Vor dem Hintergrund des sich aufbauenden Drucks in Richtung mutiger Massnahmen haben andere Geldpolitiker öffentlich darauf bestanden, dass das Mantra der EZB vom "Gradualismus" Vorrang haben müsse.

"Eine Anhebung um 50 Basispunkte ist derzeit nicht Teil des Konsenses", sagte der Gouverneur der Banque de France, Francois Villeroy de Galhau, am Dienstag in Davos gegenüber Bloomberg TV. Sein italienischer Kollege Ignazio Visco meinte letzte Woche, dass der Juli "vielleicht" der richtige Zeitpunkt für eine Zinserhöhung sei, und betonte, dass "wir schrittweise vorgehen können."

«Weiche Frühindikatoren deutlich abschwächen»

Der finnische Gouverneur Olli Rehn, der eine Anhebung um 25 Basispunkte im Juli befürwortet, betonte in einer Rede am Mittwoch ebenfalls den Gradualismus.
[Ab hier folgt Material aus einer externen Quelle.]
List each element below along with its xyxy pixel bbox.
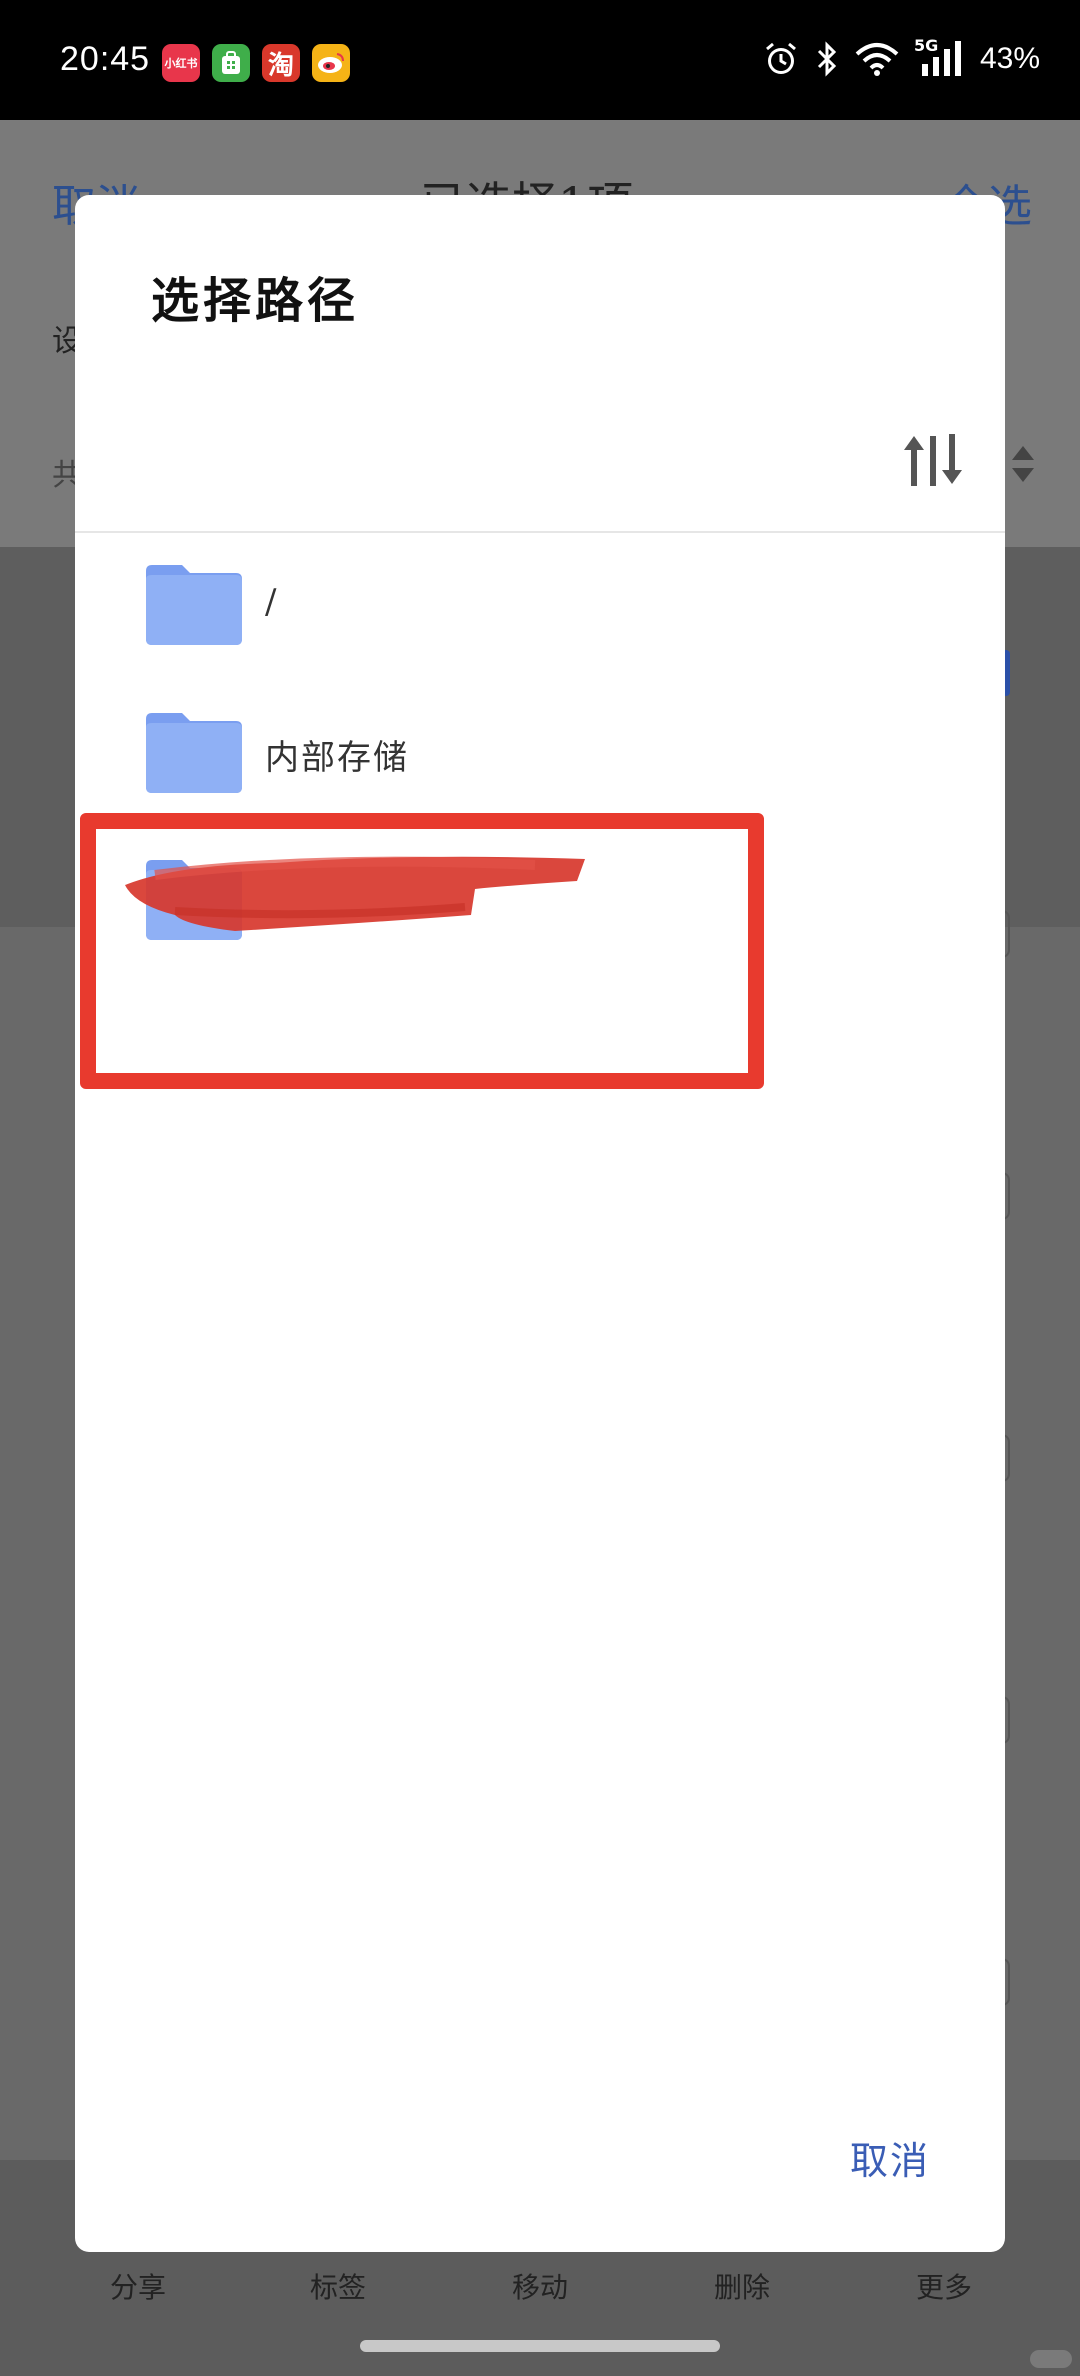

Direktoriumsmitglied Fabio Panetta sagte unterdessen, dass die Beendigung der Negativzinsen gerechtfertigt sei, betonte aber auch, dass die Normalisierung der Politik schrittweise erfolgen müsse und dass eine Vorfestlegung auf weitere Schritte "unnötig und unklug" sei, da sich "weiche Frühindikatoren deutlich abschwächen" und es Anzeichen für wirtschaftlichen Stress gebe.

Lagarde selbst sagte gegenüber Bloomberg TV, dass der Inflationsschock in der Eurozone nicht nachfragegetrieben sei, was der EZB einen gewissen Spielraum verschaffe.

"Es handelt sich definitiv um Inflation, die durch die Angebotsseite angeheizt wird", sagte sie auf dem Weltwirtschaftsforum in Davos. "In dieser Situation müssen wir uns natürlich in die richtige Richtung bewegen, aber wir dürfen nichts überstürzen und nicht in Panik geraten."

Allerdings sah es am Dienstag so aus, als hätte die Heftigkeit des Disputs sogar Lagarde kurzzeitig ins Schwanken gebracht. Sie nannte auch einen "positiver Bereich" bis Ende des dritten Quartals als Option - eine Aussicht, die auf eine Straffung um mehr als 50 Basispunkte bis September hindeutet.